Early life and career
Born in Streatham, south London, on 26 April 1947, Hencke was the only child of Enid (née Rose) and Charles Hencke. His father was a manufacturers' agent and textile importer of German Christian descent; his mother's family was Jewish from Lithuania. After failing the 11-plus exam, he attended the all-boys Tulse Hill comprehensive and later became one of the first students at Warwick University, where he studied history and politics and edited the subversive newspaper Giblet.
In his second year, he met Margaret Langrick, daughter of Nottinghamshire miners, who suggested journalism as a career and moved him leftwards politically. After graduating, he became a trainee at the Northamptonshire Evening Telegraph group. His first award-winning scoop revealed secret plans for Wellingborough's ring road.
He moved to the Western Mail in Cardiff and then to London in 1973 to work for the Times Higher Education Supplement, where he leaked Prime Minister James Callaghan's major speech on education calling for a national curriculum. This brought him to the attention of the Guardian, and he was appointed a general reporter in September 1976 by editor Peter Preston.
Westminster years and later work
Hencke became planning correspondent in 1978 and social services correspondent in 1982 before Preston gave him a Westminster brief in 1986 with a roving remit. His investigations included the exposure of cabinet minister Jonathan Aitken's covert links with a Saudi arms dealer, which led to Aitken's imprisonment for perjury.
After retiring from the Guardian in 2009, he continued investigative work for Tribune magazine and the Exaro website. In 2019, he was successfully sued by former Liberal Democrat MP John Hemming over a defamatory article.

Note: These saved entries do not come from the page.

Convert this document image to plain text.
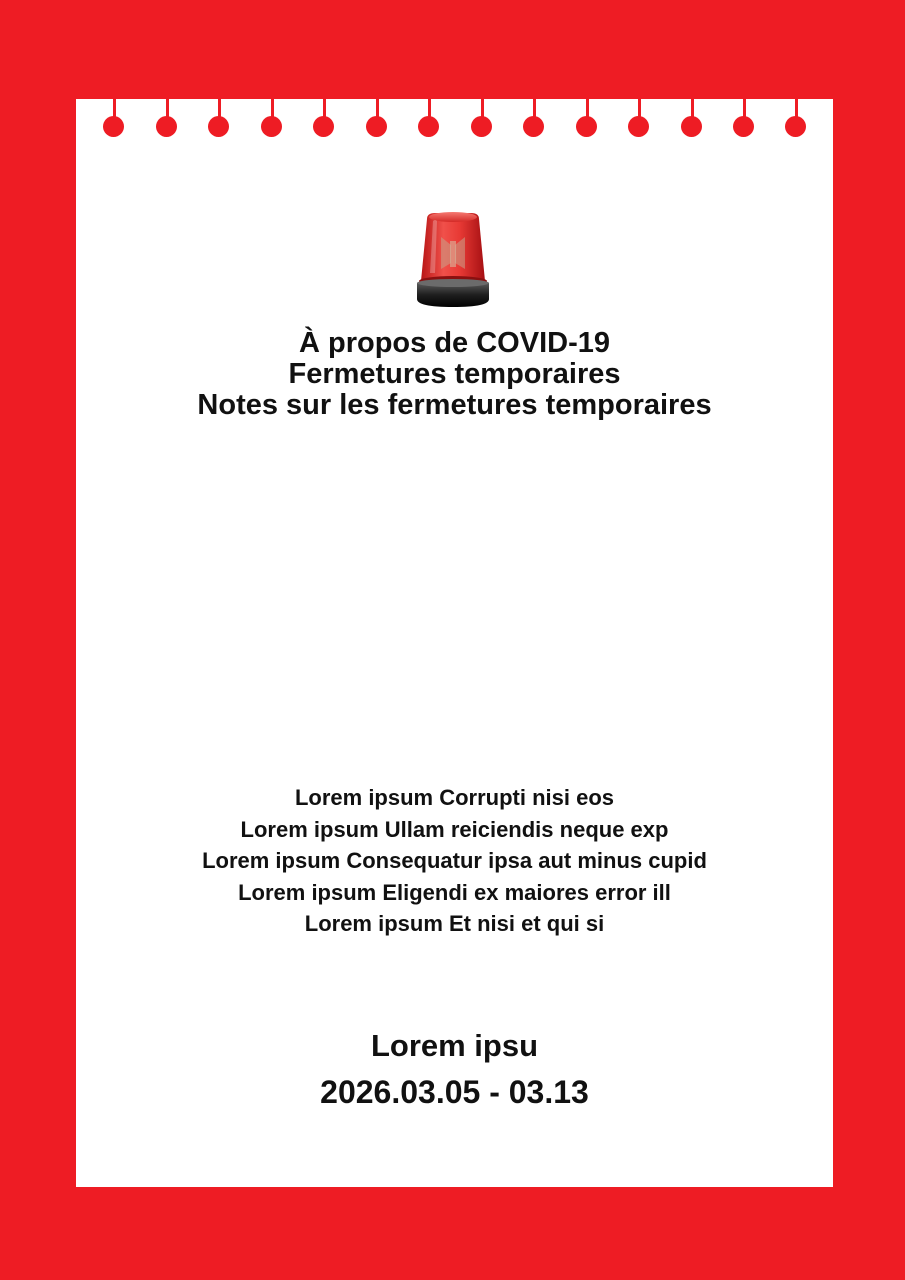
À propos de COVID-19
Fermetures temporaires
Notes sur les fermetures temporaires
Lorem ipsum Corrupti nisi eos
Lorem ipsum Ullam reiciendis neque exp
Lorem ipsum Consequatur ipsa aut minus cupid
Lorem ipsum Eligendi ex maiores error ill
Lorem ipsum Et nisi et qui si
Lorem ipsu
2026.03.05 - 03.13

He filed his last stories the day he entered hospital earlier this month and gave his last broadcast interview from a wheelchair a fortnight before his death.
Personal life
Hencke married Margaret in 1969 and nursed her devotedly after she suffered a stroke, including taking her on a round-the-world cruise shortly before her death in 2025. The experience led him to report on inadequate wheelchair provision on cruise ships. They had a daughter, Anne, and five grandchildren: Tegan, Leon, Ryan, Daryan and Atayna. Hencke died on 26 June 2026.